The following is sample output from the show class-map type urlfilter command when three local URL filtering class maps have been configured:

Router# show class-map type urlfilter 

 Class Map type urlfilter match-any untrusted-domain-class (id 1)

  Match server-domain urlf-glob untrusted-domain-param

 Class Map type urlfilter match-any trusted-domain-class (id 2)

  Match server-domain urlf-glob trusted-domain-param

 Class Map type urlfilter match-any keyword-class (id 4)

  Match url-keyword urlf-glob keyword-param

The following is sample output from the show class-map type urlfilter trend command when one Trend Micro URL filtering class map has been configured:

Router# show class-map type urlfilter trend 

 Class Map type urlfilter trend match-any drop-category (id 3)

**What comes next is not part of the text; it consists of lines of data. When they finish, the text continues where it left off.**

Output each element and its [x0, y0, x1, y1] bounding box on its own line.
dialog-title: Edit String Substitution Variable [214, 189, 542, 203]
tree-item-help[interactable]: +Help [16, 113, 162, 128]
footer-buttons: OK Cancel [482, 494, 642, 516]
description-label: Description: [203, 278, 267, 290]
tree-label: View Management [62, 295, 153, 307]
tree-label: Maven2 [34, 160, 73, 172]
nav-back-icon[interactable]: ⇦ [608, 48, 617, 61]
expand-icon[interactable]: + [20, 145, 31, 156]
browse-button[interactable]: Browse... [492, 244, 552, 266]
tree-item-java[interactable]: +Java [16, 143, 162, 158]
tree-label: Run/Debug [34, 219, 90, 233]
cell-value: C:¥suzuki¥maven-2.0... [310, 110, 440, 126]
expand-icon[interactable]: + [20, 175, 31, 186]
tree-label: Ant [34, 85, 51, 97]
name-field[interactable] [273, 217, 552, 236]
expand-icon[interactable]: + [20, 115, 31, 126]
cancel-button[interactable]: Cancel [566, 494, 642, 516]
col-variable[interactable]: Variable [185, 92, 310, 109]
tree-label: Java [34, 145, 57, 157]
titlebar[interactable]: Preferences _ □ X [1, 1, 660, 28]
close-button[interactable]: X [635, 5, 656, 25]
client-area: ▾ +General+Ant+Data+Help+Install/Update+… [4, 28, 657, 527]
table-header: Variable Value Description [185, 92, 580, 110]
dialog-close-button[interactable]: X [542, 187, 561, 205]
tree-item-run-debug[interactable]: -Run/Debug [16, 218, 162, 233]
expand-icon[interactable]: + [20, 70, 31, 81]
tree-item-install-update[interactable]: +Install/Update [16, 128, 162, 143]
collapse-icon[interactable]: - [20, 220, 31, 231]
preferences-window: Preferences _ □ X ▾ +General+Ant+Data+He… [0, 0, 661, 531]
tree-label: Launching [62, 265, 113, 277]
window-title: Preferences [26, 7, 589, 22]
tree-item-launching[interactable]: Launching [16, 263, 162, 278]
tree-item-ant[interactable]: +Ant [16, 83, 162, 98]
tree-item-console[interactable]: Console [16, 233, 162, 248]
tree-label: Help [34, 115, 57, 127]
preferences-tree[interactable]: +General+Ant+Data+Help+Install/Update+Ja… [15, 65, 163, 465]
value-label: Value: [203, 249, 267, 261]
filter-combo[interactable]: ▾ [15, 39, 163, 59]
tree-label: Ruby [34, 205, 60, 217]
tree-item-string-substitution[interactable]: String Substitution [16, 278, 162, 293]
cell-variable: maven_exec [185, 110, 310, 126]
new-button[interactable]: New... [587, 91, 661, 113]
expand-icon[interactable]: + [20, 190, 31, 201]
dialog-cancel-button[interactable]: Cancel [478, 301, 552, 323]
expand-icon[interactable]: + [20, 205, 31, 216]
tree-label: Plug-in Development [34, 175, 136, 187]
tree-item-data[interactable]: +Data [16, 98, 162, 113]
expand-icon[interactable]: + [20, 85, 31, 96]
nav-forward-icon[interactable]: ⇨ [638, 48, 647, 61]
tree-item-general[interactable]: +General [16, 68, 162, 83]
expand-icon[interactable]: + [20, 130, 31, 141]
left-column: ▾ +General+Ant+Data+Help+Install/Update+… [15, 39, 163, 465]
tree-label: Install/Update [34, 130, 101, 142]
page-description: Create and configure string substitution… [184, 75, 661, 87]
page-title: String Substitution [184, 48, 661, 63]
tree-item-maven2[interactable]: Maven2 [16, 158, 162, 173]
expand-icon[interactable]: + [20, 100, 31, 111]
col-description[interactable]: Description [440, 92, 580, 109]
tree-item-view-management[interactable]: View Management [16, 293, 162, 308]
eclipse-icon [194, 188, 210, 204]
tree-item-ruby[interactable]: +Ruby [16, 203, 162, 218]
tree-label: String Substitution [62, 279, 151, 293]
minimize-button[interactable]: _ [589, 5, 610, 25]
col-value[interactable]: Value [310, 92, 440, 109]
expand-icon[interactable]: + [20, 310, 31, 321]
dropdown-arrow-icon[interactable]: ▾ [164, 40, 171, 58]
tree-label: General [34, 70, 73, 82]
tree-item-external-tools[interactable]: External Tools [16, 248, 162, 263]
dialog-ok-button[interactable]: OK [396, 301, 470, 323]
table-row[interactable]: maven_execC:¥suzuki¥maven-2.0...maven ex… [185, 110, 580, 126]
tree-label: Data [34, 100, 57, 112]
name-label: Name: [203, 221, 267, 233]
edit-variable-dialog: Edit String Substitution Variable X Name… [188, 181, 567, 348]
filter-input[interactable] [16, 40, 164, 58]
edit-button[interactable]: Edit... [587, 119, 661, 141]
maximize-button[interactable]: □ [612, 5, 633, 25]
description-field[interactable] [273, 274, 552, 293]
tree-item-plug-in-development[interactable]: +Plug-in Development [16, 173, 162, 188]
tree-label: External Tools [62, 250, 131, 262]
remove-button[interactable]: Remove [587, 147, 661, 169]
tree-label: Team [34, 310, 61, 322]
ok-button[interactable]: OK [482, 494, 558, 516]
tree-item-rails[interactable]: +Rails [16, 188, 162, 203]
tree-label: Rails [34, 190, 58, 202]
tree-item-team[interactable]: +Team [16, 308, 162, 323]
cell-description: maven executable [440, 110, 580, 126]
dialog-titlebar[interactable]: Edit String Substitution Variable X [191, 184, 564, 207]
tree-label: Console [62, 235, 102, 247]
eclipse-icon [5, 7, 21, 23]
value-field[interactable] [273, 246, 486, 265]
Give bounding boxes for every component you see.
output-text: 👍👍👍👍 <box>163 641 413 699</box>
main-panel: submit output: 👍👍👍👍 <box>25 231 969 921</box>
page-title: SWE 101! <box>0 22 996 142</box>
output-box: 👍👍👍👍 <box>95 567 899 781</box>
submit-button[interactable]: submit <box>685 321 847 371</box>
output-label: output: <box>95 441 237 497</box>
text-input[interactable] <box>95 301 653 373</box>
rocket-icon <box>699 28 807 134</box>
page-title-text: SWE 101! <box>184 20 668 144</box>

  Match url category Adult-Mature-Content

  Match url category Gambling

  Match url category Personals-Dating

The following is sample output from the show class-map type urlfilter websense command:

Router# show class-map type urlfilter websense

 Class Map type urlfilter websense match-any websense-map (id 5)

  Match server-response any 

Table 81 describes the significant fields shown in the display.

Table 81 show class-map type urlfilter Field Descriptions 

Field	Description
Class Map	URL filtering class map being displayed. Output is displayed for each configured class map of the type of URL filtering specified—trend, n2h2, or websense. The default URL filtering type is local. The choice for implementing class matches (for example, match-any) appears next to the traffic class.
Match	Match criteria specified for the class map. For local URL filtering class maps, the criteria are server-domain urlf-glob parameter maps and the url-keyword urlf-glob parameter map. For Trend-Micro URL filtering class maps, the criteria are url-category and url-reputation. For SmartFilter and Websense class maps, the match criterion is server-response any.